技術的対策だけでなく、人・組織面でも防御を

 標的型メール調査の他にも、NRIセキュアでは、顧客向けに導入した侵入検知システム(IDS)や、WAF(Webアプリケーションファイアウオール)、ウイルスチェックサーバーなどのセキュリティ機器から収集したログの分析や、Webサイトに関するセキュリティ診断結果の分析などを実施した。
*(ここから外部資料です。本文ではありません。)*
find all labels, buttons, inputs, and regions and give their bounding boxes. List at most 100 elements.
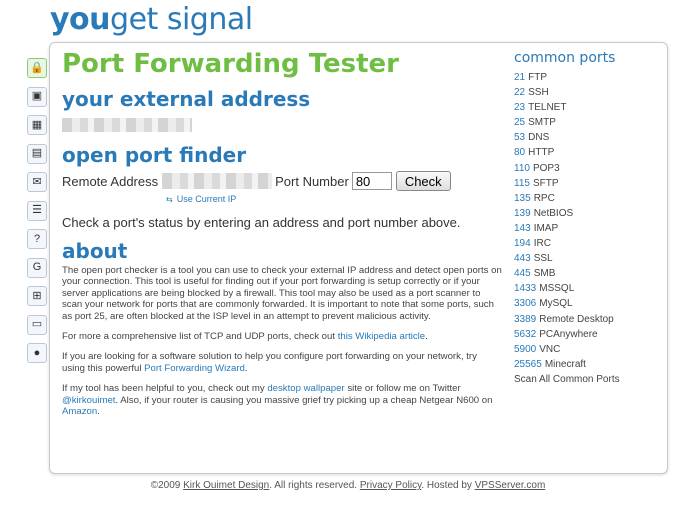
port-number: 443: [514, 253, 531, 265]
privacy-policy-link[interactable]: Privacy Policy: [360, 480, 422, 491]
port-number: 5900: [514, 343, 537, 355]
port-service: DNS: [528, 132, 550, 144]
twitter-link[interactable]: @kirkouimet: [62, 395, 115, 406]
mail-icon[interactable]: ✉: [27, 172, 47, 192]
remote-address-label: Remote Address: [62, 173, 159, 189]
port-number: 3389: [514, 313, 537, 325]
amazon-link[interactable]: Amazon: [62, 406, 97, 417]
port-item-143[interactable]: 143 IMAP: [514, 221, 654, 236]
port-service: POP3: [532, 162, 560, 174]
port-item-3306[interactable]: 3306 MySQL: [514, 296, 654, 311]
lock-icon[interactable]: 🔒: [27, 58, 47, 78]
port-item-5632[interactable]: 5632 PCAnywhere: [514, 327, 654, 342]
port-number: 1433: [514, 283, 537, 295]
use-current-ip-label: Use Current IP: [176, 194, 237, 204]
port-service: TELNET: [528, 102, 567, 114]
port-service: PCAnywhere: [539, 328, 598, 340]
port-service: IRC: [533, 238, 551, 250]
globe-icon[interactable]: ●: [27, 343, 47, 363]
logo-you: you: [50, 2, 111, 37]
port-item-3389[interactable]: 3389 Remote Desktop: [514, 312, 654, 327]
port-number: 135: [514, 192, 531, 204]
p4-text: If my tool has been helpful to you, chec…: [62, 383, 268, 395]
port-service: SSL: [533, 253, 553, 265]
about-heading: about: [62, 239, 128, 263]
google-icon[interactable]: G: [27, 257, 47, 278]
port-item-80[interactable]: 80 HTTP: [514, 145, 654, 160]
port-item-115[interactable]: 115 SFTP: [514, 176, 654, 191]
port-item-25565[interactable]: 25565 Minecraft: [514, 357, 654, 372]
about-paragraph-1: The open port checker is a tool you can …: [62, 265, 502, 322]
port-service: VNC: [539, 343, 561, 355]
p4-mid2: . Also, if your router is causing you ma…: [115, 394, 493, 406]
port-service: FTP: [528, 72, 548, 83]
document-icon[interactable]: ▭: [27, 314, 47, 335]
port-check-form: Remote Address Port Number Check: [62, 170, 502, 192]
footer-copyright: ©2009: [150, 480, 184, 491]
port-number: 5632: [514, 328, 537, 340]
port-service: IMAP: [533, 222, 559, 234]
mail-list-icon[interactable]: ☰: [27, 200, 47, 221]
scan-all-ports-link[interactable]: Scan All Common Ports: [514, 372, 654, 387]
calendar-icon[interactable]: ▤: [27, 143, 47, 164]
port-item-194[interactable]: 194 IRC: [514, 236, 654, 251]
footer-rights: . All rights reserved.: [269, 480, 360, 491]
image-icon[interactable]: ▦: [27, 115, 47, 135]
port-number-input[interactable]: [351, 172, 392, 190]
wikipedia-link[interactable]: this Wikipedia article: [338, 331, 425, 342]
author-link[interactable]: Kirk Ouimet Design: [183, 480, 269, 491]
about-paragraph-3: If you are looking for a software soluti…: [62, 351, 502, 374]
port-item-22[interactable]: 22 SSH: [514, 85, 654, 100]
common-ports-heading: common ports: [514, 50, 616, 66]
port-service: MSSQL: [539, 283, 575, 295]
port-service: SFTP: [532, 177, 559, 189]
port-item-139[interactable]: 139 NetBIOS: [514, 206, 654, 221]
port-number: 139: [514, 207, 531, 219]
windows-icon[interactable]: ⊞: [27, 286, 47, 306]
site-logo[interactable]: youget signal: [50, 2, 253, 37]
port-number: 445: [514, 268, 531, 280]
port-list: 21 FTP 22 SSH 23 TELNET 25 SMTP 53 DNS 80 HTTP 110 PO…: [514, 70, 654, 372]
port-item-5900[interactable]: 5900 VNC: [514, 342, 654, 357]
port-item-135[interactable]: 135 RPC: [514, 191, 654, 206]
desktop-wallpaper-link[interactable]: desktop wallpaper: [267, 383, 344, 394]
port-item-53[interactable]: 53 DNS: [514, 130, 654, 145]
port-number: 21: [514, 72, 526, 83]
external-address-value: [62, 118, 502, 134]
port-service: NetBIOS: [533, 207, 574, 219]
port-number: 53: [514, 132, 526, 144]
p4-end: .: [97, 406, 100, 418]
port-item-21[interactable]: 21 FTP: [514, 70, 654, 85]
port-service: HTTP: [528, 147, 555, 159]
port-number-label: Port Number: [275, 173, 349, 189]
check-button[interactable]: Check: [395, 171, 451, 191]
port-number: 3306: [514, 298, 537, 310]
use-current-ip-link[interactable]: ⇆ Use Current IP: [166, 192, 502, 206]
page-title: Port Forwarding Tester: [62, 49, 399, 79]
port-item-23[interactable]: 23 TELNET: [514, 100, 654, 115]
port-item-110[interactable]: 110 POP3: [514, 161, 654, 176]
port-forwarding-wizard-link[interactable]: Port Forwarding Wizard: [144, 363, 245, 374]
logo-rest: get signal: [110, 2, 253, 37]
port-number: 110: [514, 162, 530, 174]
status-message: Check a port's status by entering an add…: [62, 215, 461, 230]
port-item-1433[interactable]: 1433 MSSQL: [514, 281, 654, 296]
port-item-25[interactable]: 25 SMTP: [514, 115, 654, 130]
port-number: 194: [514, 238, 531, 250]
port-item-445[interactable]: 445 SMB: [514, 266, 654, 281]
port-item-443[interactable]: 443 SSL: [514, 251, 654, 266]
about-paragraph-2: For more a comprehensive list of TCP and…: [62, 331, 502, 342]
port-service: SSH: [528, 87, 549, 99]
picture-icon[interactable]: ▣: [27, 86, 47, 107]
port-number: 22: [514, 87, 526, 99]
port-service: SMB: [533, 268, 556, 280]
p3-text: If you are looking for a software soluti…: [62, 351, 477, 374]
main-content: Port Forwarding Tester your external add…: [62, 48, 502, 417]
side-tool-tabs: 🔒 ▣ ▦ ▤ ✉ ☰ ? G ⊞ ▭ ●: [27, 58, 49, 372]
port-number: 143: [514, 222, 531, 234]
open-port-finder-heading: open port finder: [62, 143, 247, 167]
remote-address-field[interactable]: [162, 173, 273, 189]
p2-end: .: [425, 331, 428, 343]
help-icon[interactable]: ?: [27, 229, 47, 249]
host-link[interactable]: VPSServer.com: [475, 480, 546, 491]
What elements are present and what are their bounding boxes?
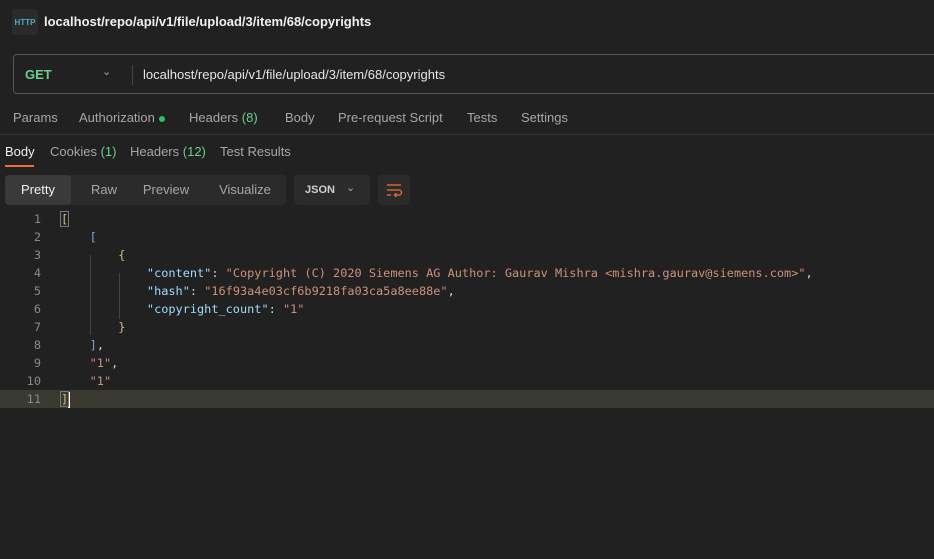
title-bar: HTTP localhost/repo/api/v1/file/upload/3…: [0, 0, 934, 44]
code-token: 9: [33, 356, 41, 370]
code-token: 10: [26, 374, 41, 388]
view-mode-selector: Pretty Raw Preview Visualize: [5, 175, 286, 205]
code-token: }: [118, 320, 126, 334]
tab-label: Cookies: [50, 144, 97, 159]
code-line-current: 11]: [0, 390, 934, 408]
tab-prerequest-script[interactable]: Pre-request Script: [338, 110, 443, 125]
response-body-editor[interactable]: 1[ 2 [ 3 { 4 "content": "Copyright (C) 2…: [0, 210, 934, 408]
active-tab-indicator: [5, 165, 34, 167]
view-raw[interactable]: Raw: [71, 175, 137, 205]
code-token: 2: [33, 230, 41, 244]
count-badge: (8): [241, 110, 258, 125]
code-token: "hash": [146, 284, 190, 298]
request-tabs: Params Authorization Headers (8) Body Pr…: [0, 100, 934, 135]
code-token: :: [268, 302, 283, 316]
view-pretty[interactable]: Pretty: [5, 175, 71, 205]
tab-response-headers[interactable]: Headers (12): [130, 144, 206, 159]
code-token: :: [211, 266, 226, 280]
count-badge: (1): [100, 144, 117, 159]
tab-tests[interactable]: Tests: [467, 110, 497, 125]
count-badge: (12): [182, 144, 206, 159]
http-icon: HTTP: [12, 9, 38, 35]
code-token: 4: [33, 266, 41, 280]
code-line: 4 "content": "Copyright (C) 2020 Siemens…: [0, 264, 934, 282]
tab-body[interactable]: Body: [285, 110, 315, 125]
code-token: 5: [33, 284, 41, 298]
view-visualize[interactable]: Visualize: [209, 175, 281, 205]
code-token: {: [61, 246, 125, 264]
code-token: 7: [33, 320, 41, 334]
code-line: 5 "hash": "16f93a4e03cf6b9218fa03ca5a8ee…: [0, 282, 934, 300]
divider: [132, 65, 133, 85]
code-token: ],: [61, 336, 104, 354]
code-token: [: [59, 211, 70, 227]
tab-label: Headers: [189, 110, 239, 125]
code-token: [: [59, 210, 70, 228]
url-bar: GET ⌄ localhost/repo/api/v1/file/upload/…: [13, 54, 934, 94]
view-preview[interactable]: Preview: [133, 175, 199, 205]
code-token: "1": [89, 356, 112, 370]
code-token: [: [61, 228, 97, 246]
code-token: "16f93a4e03cf6b9218fa03ca5a8ee88e": [204, 284, 448, 298]
code-line: 3 {: [0, 246, 934, 264]
tab-label: Headers: [130, 144, 180, 159]
response-tabs: Body Cookies (1) Headers (12) Test Resul…: [0, 136, 934, 168]
code-line: 10 "1": [0, 372, 934, 390]
format-value: JSON: [305, 184, 335, 196]
code-token: 6: [33, 302, 41, 316]
code-line: 2 [: [0, 228, 934, 246]
code-token: ]: [59, 390, 71, 408]
code-line: 1[: [0, 210, 934, 228]
code-token: 8: [33, 338, 41, 352]
code-token: ,: [96, 338, 104, 352]
code-token: "1",: [61, 354, 119, 372]
code-token: "1": [89, 374, 112, 388]
tab-response-body[interactable]: Body: [5, 144, 35, 159]
text-cursor: [68, 391, 71, 408]
code-token: 11: [26, 392, 41, 406]
code-token: }: [61, 318, 125, 336]
method-select[interactable]: GET: [25, 67, 52, 82]
code-token: ,: [447, 284, 455, 298]
code-line: 9 "1",: [0, 354, 934, 372]
code-line: 8 ],: [0, 336, 934, 354]
tab-test-results[interactable]: Test Results: [220, 144, 291, 159]
tab-authorization[interactable]: Authorization: [79, 110, 165, 125]
code-line: 6 "copyright_count": "1": [0, 300, 934, 318]
tab-params[interactable]: Params: [13, 110, 58, 125]
code-token: [: [89, 230, 97, 244]
code-token: :: [189, 284, 205, 298]
url-input[interactable]: localhost/repo/api/v1/file/upload/3/item…: [143, 67, 445, 82]
tab-settings[interactable]: Settings: [521, 110, 568, 125]
code-token: ,: [805, 266, 813, 280]
code-token: "Copyright (C) 2020 Siemens AG Author: G…: [225, 266, 806, 280]
tab-label: Authorization: [79, 110, 155, 125]
code-token: "hash": "16f93a4e03cf6b9218fa03ca5a8ee88…: [61, 282, 455, 300]
code-token: "content": "Copyright (C) 2020 Siemens A…: [61, 264, 813, 282]
chevron-down-icon[interactable]: ⌄: [102, 65, 111, 78]
code-token: {: [118, 248, 126, 262]
status-dot: [158, 115, 165, 122]
wrap-lines-icon: [387, 184, 403, 198]
code-token: ]: [89, 338, 97, 352]
code-token: ,: [111, 356, 119, 370]
code-token: "copyright_count": "1": [61, 300, 305, 318]
wrap-lines-button[interactable]: [378, 175, 410, 205]
code-token: 1: [33, 212, 41, 226]
chevron-down-icon: ⌄: [346, 182, 356, 194]
code-token: ]: [59, 391, 70, 407]
request-title[interactable]: localhost/repo/api/v1/file/upload/3/item…: [44, 14, 371, 29]
code-line: 7 }: [0, 318, 934, 336]
code-token: "copyright_count": [146, 302, 269, 316]
code-token: "1": [282, 302, 305, 316]
code-token: "content": [146, 266, 212, 280]
tab-headers[interactable]: Headers (8): [189, 110, 258, 125]
code-token: 3: [33, 248, 41, 262]
code-token: "1": [61, 372, 111, 390]
format-select[interactable]: JSON ⌄: [294, 175, 370, 205]
tab-cookies[interactable]: Cookies (1): [50, 144, 116, 159]
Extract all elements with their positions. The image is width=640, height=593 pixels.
 その結果、2014年度にマルウエアに感染したWebサイトのうち、41%が企業サイトなどの「正規サイト」であり、あらかじめ危険なサイトのURLを登録しておく「静的URLフィルター」の実効性がほとんど失われていることや、DNSサーバーなどに悪意あるリクエストを送信し、攻撃対象のサーバーに大量のレスポンスを送信させる「リフレクター攻撃」が増加していることなどが分かった。

 寺村氏は、「攻撃の高速化・多様化が起きており、個別のセキュリティ対策ではもはや防ぎ切れない」と指摘。「サーバーやネットワーク、クライアントPCに対する技術的な防衛策に加え、ユーザー教育やCSIRT(Computer Security Incident Response Team)の育成など、人・組織面での防衛策も張り巡らせる『多層防御』を徹底する必要がある」と主張した。